Based on the results of the experiments presented in this study, we prove that the architecture suggested combines the advantages of the special features of both Mesh and Tree (Figure  23). Unifying all architectures by building clusters with Tree-based local connections and linking these clusters to Mesh-based multi-stage switch boxes, we have shown that the resulting architecture represents a good balance between layout scalability and area density. The proposed architecture has the best result in terms of total hardware utilization compared to Tree-Based eFPGA.

Fig. 23
figure 23

eFPGA evolution’s

6 Conclusions

In this paper, we have implemented the first Mesh of Tree embedded FPGA. We have evaluated the area utilization, frequency, and static power. We have developed the interface to load the configuration file. The proposed eFPGA is fully synthesizable. To the best of our knowledge, the proposed eFPGA topology and the addressing decoder are the first complete IP dedicated to be integrated into ASIC. We compared the proposed core to 32 LUTs tree-based embedded FPGA in terms of area, power dissipation, performance, and frequency. We have demonstrated that Mesh of Tree eFPGA is a good trade-off between area density and layout scalability.
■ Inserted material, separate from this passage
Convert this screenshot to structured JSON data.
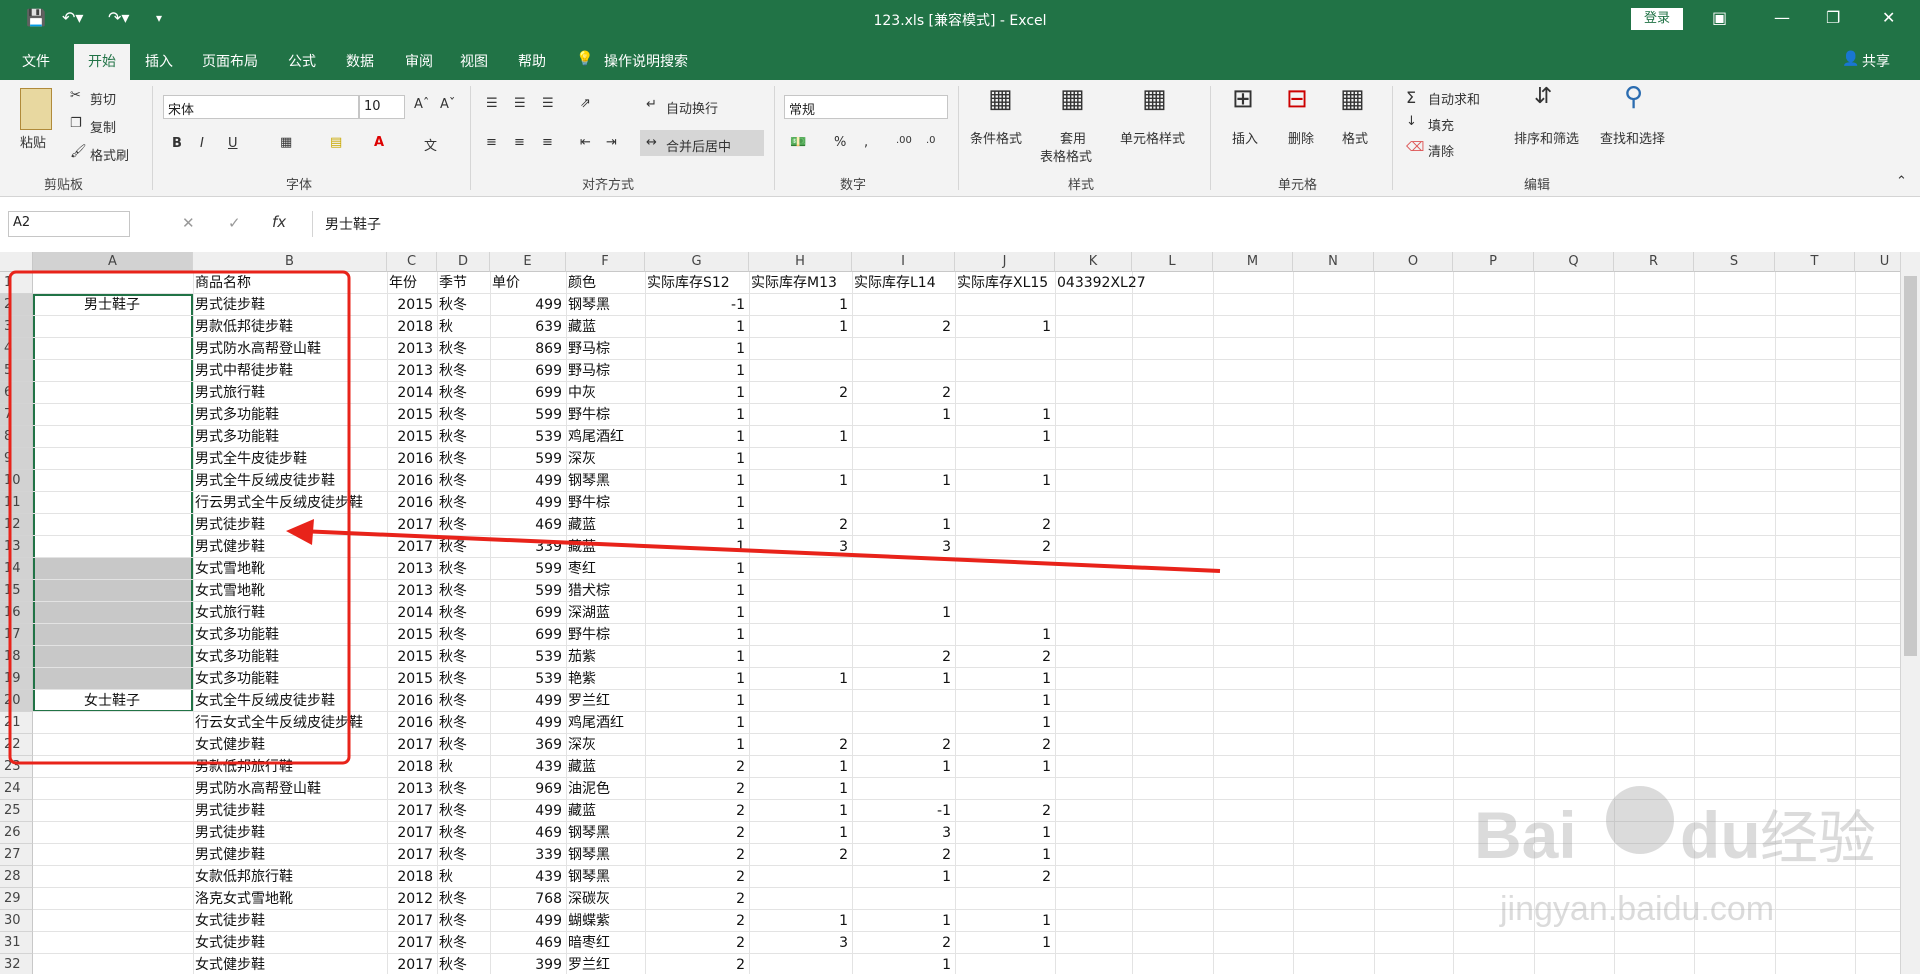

This paper discussed and contributed to a range of aspects to the investigation of the potentials and difficulties of eFPGAs. There may be some future outlines based on the information acquired and the experiments performed in this study. The Mesh of Tree has good structure scalability but is punishing in terms of the area relative to a stand-alone Tree structure. These points deserve to be more explored the Channel Width has an impact on hardware utilization. Channel Width variation affects the interaction between Mesh and Tree interconnectors. Also, as perspective, we will develop a VHDL generator can automate the generation of useful eFPGAs, facilitate and speed up the development process, and finally provide a ready-to-use eFPGA that can be incorporated into the SoC design.